Kegiatan ini menjadi bukti nyata bahwa ikatan perjuangan tidak terputus, bahkan ketika rekan kerja telah tiada. Kepedulian terus hidup, menjangkau keluarga yang ditinggalkan, terutama anak-anak yang membutuhkan perhatian dan dukungan.
Ketua PUK SPAMK FSPMI PT AICC, Afan Aji, menegaskan bahwa solidaritas buruh tidak mengenal batas waktu maupun status.
“Kami hadir bukan hanya saat mereka bekerja, tetapi juga setelahnya. Bahkan ketika rekan kita telah berpulang, tanggung jawab moral itu tetap ada. Ini bukti bahwa perjuangan dan kebersamaan tidak pernah selesai,” tegasnya.
Kegiatan ini merupakan bagian dari program kerja Bidang Sosial yang secara konsisten menjaga silaturahmi dengan keluarga besar eks pekerja. Santunan disalurkan langsung ke rumah-rumah penerima, memastikan kehadiran organisasi benar-benar dirasakan secara nyata.
Ketua Bidang Sosial, Abdul Matin, menyampaikan bahwa esensi kegiatan ini adalah menjaga nilai kemanusiaan di atas segalanya.
“Ini bukan soal besar kecilnya bantuan, tetapi tentang kepedulian yang tidak boleh hilang. Kita ingin memastikan keluarga yang ditinggalkan tetap merasa diperhatikan,” ungkapnya.
Sementara itu, Bidang Infokom, Rosian Akbar, menekankan pentingnya silaturahmi langsung dalam memperkuat solidaritas.
“Tatap muka seperti ini adalah cara kita merawat persaudaraan. Solidaritas harus nyata, hadir, dan dirasakan,” ujarnya.
Distribusi santunan dilakukan di beberapa wilayah, di antaranya:
Area Karawang:
Keluarga Sdr. Arif Romhan
Keluarga alm. Sdr. Maryudi
Keluarga alm. Sdr. Supoyo
Keluarga alm. Sdr. Hindarto
Keluarga alm. Sdr. Dedi
Keluarga alm. Sdr. Rosyid Arsad
Keluarga alm. Sdr. Ajat
Area Cikarang (9 Maret 2026):
Keluarga alm. Sdr. Wiwit
Area Purwakarta & Cianjur (13 Maret 2026):
Keluarga alm. Sdr.

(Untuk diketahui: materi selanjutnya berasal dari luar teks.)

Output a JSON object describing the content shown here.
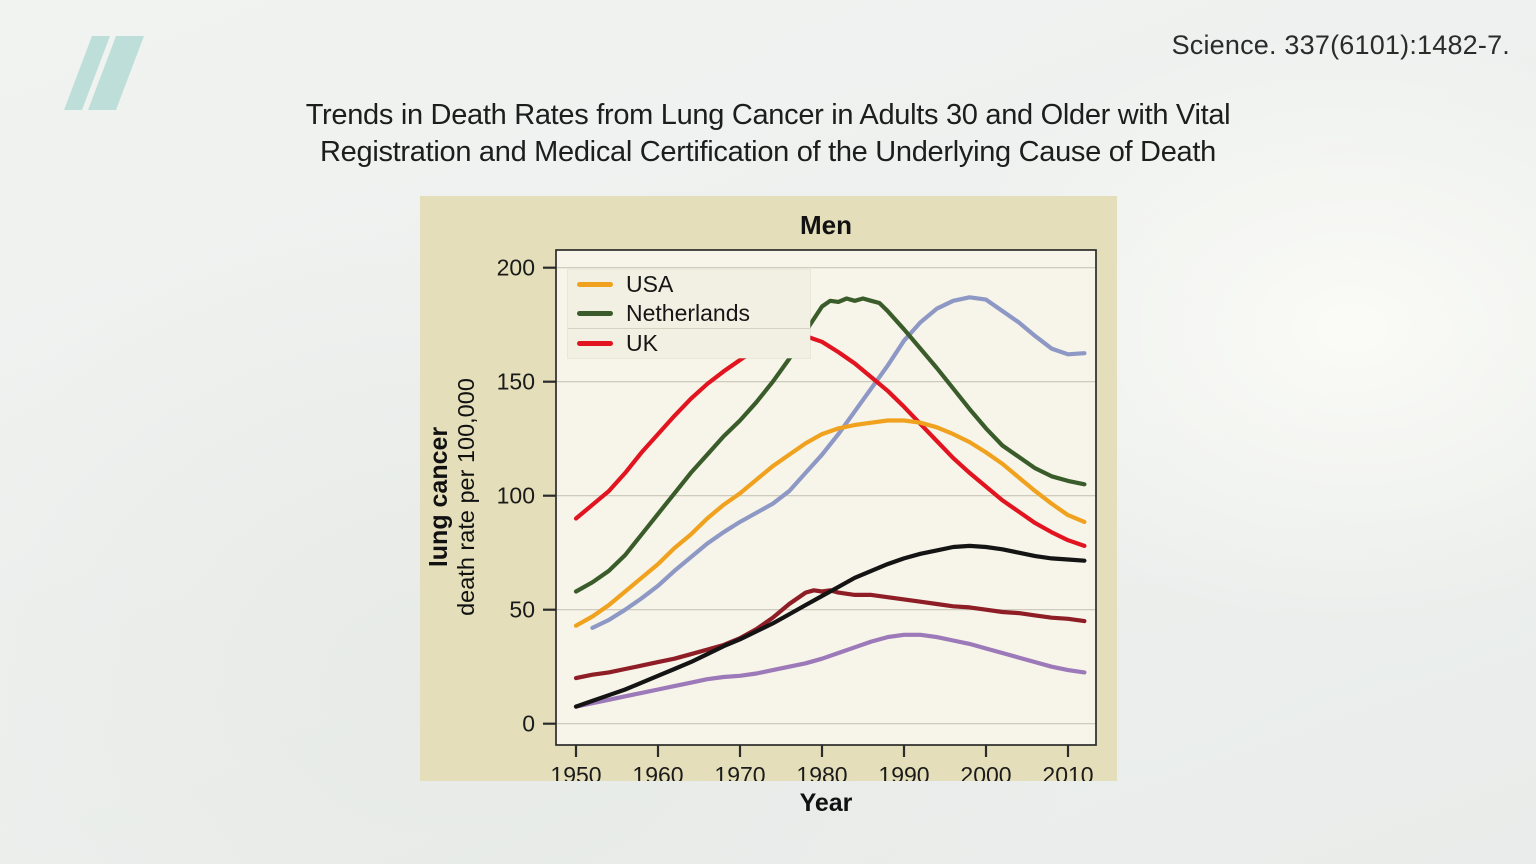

Akim
Keluarga alm. Sdr. Husni Hamid
Di setiap kunjungan, senyum anak-anak menjadi pengingat bahwa kehadiran sederhana mampu menghadirkan harapan besar. Di balik duka, selalu ada tangan-tangan yang saling menguatkan.
Kegiatan ini menegaskan satu hal yang tak terbantahkan: buruh tidak pernah berjalan sendiri.
PUK FSPMI PT AICC berharap semangat solidaritas ini terus hidup, menjadi kekuatan bersama dalam menjaga nilai kemanusiaan, mempererat persaudaraan, serta memastikan tidak ada keluarga buruh yang merasa ditinggalkan.